#  > > >  >  > Форум >  > > >  >  > Общение >  > > >  >  > Вопросы по буддизму >  > > >  >  >  Нагпа

## Инга Че

В субботу на лекции услыхала что нагпа это буддист по-тибетки (внутреннее существо). Сразу не обратила внимания. Сегодня вспомнила, что раньше говорили , что нагпа это йогин. Может это одно итоже? Или нет?
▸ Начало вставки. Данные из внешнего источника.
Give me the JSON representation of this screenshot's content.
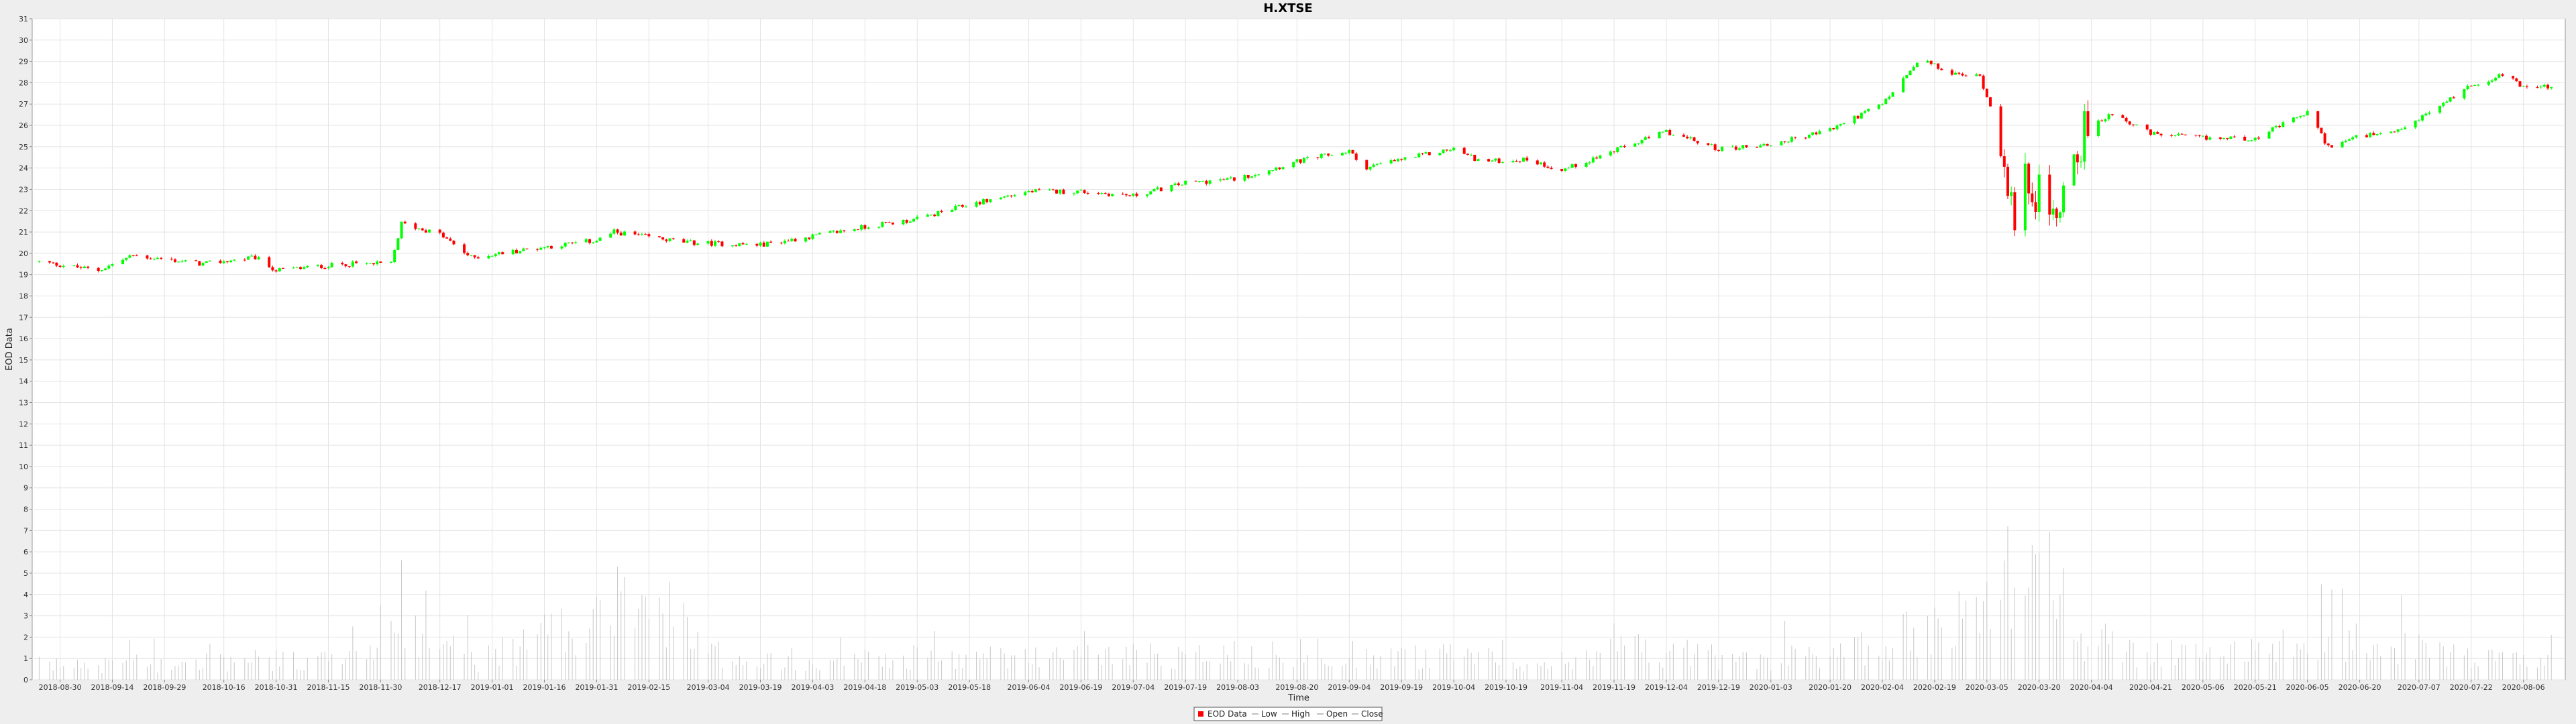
{
  "chart_data": {
    "type": "candlestick",
    "title": "H.XTSE",
    "xlabel": "Time",
    "ylabel": "EOD Data",
    "ylim": [
      0,
      31
    ],
    "y_ticks": [
      0,
      1,
      2,
      3,
      4,
      5,
      6,
      7,
      8,
      9,
      10,
      11,
      12,
      13,
      14,
      15,
      16,
      17,
      18,
      19,
      20,
      21,
      22,
      23,
      24,
      25,
      26,
      27,
      28,
      29,
      30,
      31
    ],
    "x_tick_labels": [
      "2018-08-30",
      "2018-09-14",
      "2018-09-29",
      "2018-10-16",
      "2018-10-31",
      "2018-11-15",
      "2018-11-30",
      "2018-12-17",
      "2019-01-01",
      "2019-01-16",
      "2019-01-31",
      "2019-02-15",
      "2019-03-04",
      "2019-03-19",
      "2019-04-03",
      "2019-04-18",
      "2019-05-03",
      "2019-05-18",
      "2019-06-04",
      "2019-06-19",
      "2019-07-04",
      "2019-07-19",
      "2019-08-03",
      "2019-08-20",
      "2019-09-04",
      "2019-09-19",
      "2019-10-04",
      "2019-10-19",
      "2019-11-04",
      "2019-11-19",
      "2019-12-04",
      "2019-12-19",
      "2020-01-03",
      "2020-01-20",
      "2020-02-04",
      "2020-02-19",
      "2020-03-05",
      "2020-03-20",
      "2020-04-04",
      "2020-04-21",
      "2020-05-06",
      "2020-05-21",
      "2020-06-05",
      "2020-06-20",
      "2020-07-07",
      "2020-07-22",
      "2020-08-06"
    ],
    "grid": true,
    "legend_position": "bottom",
    "legend": [
      "EOD Data",
      "Low",
      "High",
      "Open",
      "Close"
    ],
    "series_colors": {
      "up": "#00ff00",
      "down": "#ff0000",
      "volume": "#c8c8c8"
    },
    "close_anchors": [
      [
        "2018-08-24",
        19.6
      ],
      [
        "2018-09-10",
        19.2
      ],
      [
        "2018-09-20",
        19.9
      ],
      [
        "2018-10-10",
        19.5
      ],
      [
        "2018-10-25",
        19.8
      ],
      [
        "2018-10-31",
        19.2
      ],
      [
        "2018-11-20",
        19.5
      ],
      [
        "2018-12-03",
        19.5
      ],
      [
        "2018-12-06",
        21.4
      ],
      [
        "2018-12-17",
        20.9
      ],
      [
        "2018-12-26",
        19.8
      ],
      [
        "2019-01-16",
        20.3
      ],
      [
        "2019-01-31",
        20.6
      ],
      [
        "2019-02-05",
        21.0
      ],
      [
        "2019-02-26",
        20.5
      ],
      [
        "2019-03-19",
        20.4
      ],
      [
        "2019-04-03",
        20.8
      ],
      [
        "2019-04-20",
        21.3
      ],
      [
        "2019-05-03",
        21.6
      ],
      [
        "2019-05-18",
        22.3
      ],
      [
        "2019-06-04",
        22.9
      ],
      [
        "2019-06-19",
        22.9
      ],
      [
        "2019-07-04",
        22.7
      ],
      [
        "2019-07-19",
        23.3
      ],
      [
        "2019-08-03",
        23.5
      ],
      [
        "2019-08-20",
        24.3
      ],
      [
        "2019-09-04",
        24.8
      ],
      [
        "2019-09-08",
        24.0
      ],
      [
        "2019-09-19",
        24.4
      ],
      [
        "2019-10-04",
        24.9
      ],
      [
        "2019-10-12",
        24.3
      ],
      [
        "2019-10-25",
        24.4
      ],
      [
        "2019-11-04",
        23.9
      ],
      [
        "2019-11-19",
        24.8
      ],
      [
        "2019-12-04",
        25.7
      ],
      [
        "2019-12-19",
        24.9
      ],
      [
        "2020-01-03",
        25.1
      ],
      [
        "2020-01-20",
        25.8
      ],
      [
        "2020-02-04",
        27.0
      ],
      [
        "2020-02-15",
        29.1
      ],
      [
        "2020-02-24",
        28.4
      ],
      [
        "2020-03-03",
        28.3
      ],
      [
        "2020-03-10",
        25.0
      ],
      [
        "2020-03-13",
        20.8
      ],
      [
        "2020-03-17",
        23.8
      ],
      [
        "2020-03-23",
        21.3
      ],
      [
        "2020-04-01",
        25.5
      ],
      [
        "2020-04-10",
        26.6
      ],
      [
        "2020-04-21",
        25.6
      ],
      [
        "2020-05-06",
        25.4
      ],
      [
        "2020-05-21",
        25.4
      ],
      [
        "2020-06-05",
        26.6
      ],
      [
        "2020-06-11",
        25.0
      ],
      [
        "2020-06-20",
        25.5
      ],
      [
        "2020-06-30",
        25.6
      ],
      [
        "2020-07-10",
        26.6
      ],
      [
        "2020-07-22",
        27.9
      ],
      [
        "2020-08-01",
        28.4
      ],
      [
        "2020-08-06",
        27.8
      ],
      [
        "2020-08-14",
        27.8
      ]
    ],
    "volume_anchors": [
      [
        "2018-08-24",
        0.8
      ],
      [
        "2018-11-28",
        1.2
      ],
      [
        "2018-12-03",
        5.5
      ],
      [
        "2018-12-10",
        3.0
      ],
      [
        "2018-12-28",
        1.0
      ],
      [
        "2019-02-15",
        4.7
      ],
      [
        "2019-03-04",
        1.5
      ],
      [
        "2019-03-19",
        1.2
      ],
      [
        "2019-05-15",
        1.2
      ],
      [
        "2019-08-20",
        1.5
      ],
      [
        "2019-11-10",
        1.0
      ],
      [
        "2019-11-19",
        2.0
      ],
      [
        "2019-12-20",
        1.2
      ],
      [
        "2020-01-20",
        1.2
      ],
      [
        "2020-02-19",
        2.8
      ],
      [
        "2020-02-28",
        3.5
      ],
      [
        "2020-03-10",
        6.5
      ],
      [
        "2020-03-20",
        5.0
      ],
      [
        "2020-04-04",
        1.5
      ],
      [
        "2020-04-21",
        1.4
      ],
      [
        "2020-06-20",
        2.0
      ],
      [
        "2020-07-22",
        1.2
      ],
      [
        "2020-08-14",
        0.9
      ]
    ]
  }
}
Напишите пожалста это тибетскими буквами.

----------


## Аше

nang pa - букв. внутренний, в переносном смысле буддист.
sngags pa - букв. мантрин, что, грубо говоря, можно назвать и йогин, подразумевая, что это практикующий йогу пути тайной мантры.
rnal 'byor pa - букв. йогин.

----------

Владимир Николаевич (15.02.2017), Вольдемар (15.02.2017), Инга Че (15.02.2017), Пема Ванчук (15.02.2017), Цхултрим Тращи (16.02.2017)

----------


## Инга Че

> nang pa - букв. внутренний, в переносном смысле буддист.
> sngags pa - букв. мантрин, что, грубо говоря, можно назвать и йогин, подразумевая, что это практикующий йогу пути тайной мантры.
> rnal 'byor pa - букв. йогин.


А тибетскими буквами, плиииииzzzzz

----------


## Аше

На будущее, конвертер с вайли на тибетский и обратно:
http://www.thlib.org/reference/trans...yconverter.php

ནང་པ་
སྔགས་པ་
རྣལ་འབྱོར་པ་

----------

Владимир Николаевич (15.02.2017), Инга Че (15.02.2017)

----------


## Инга Че

> На будущее, конвертер с вайли на тибетский и обратно:
> http://www.thlib.org/reference/trans...yconverter.php
> 
> ནང་པ་
> སྔགས་པ་
> རྣལ་འབྱོར་པ་


Спасибооооо!

----------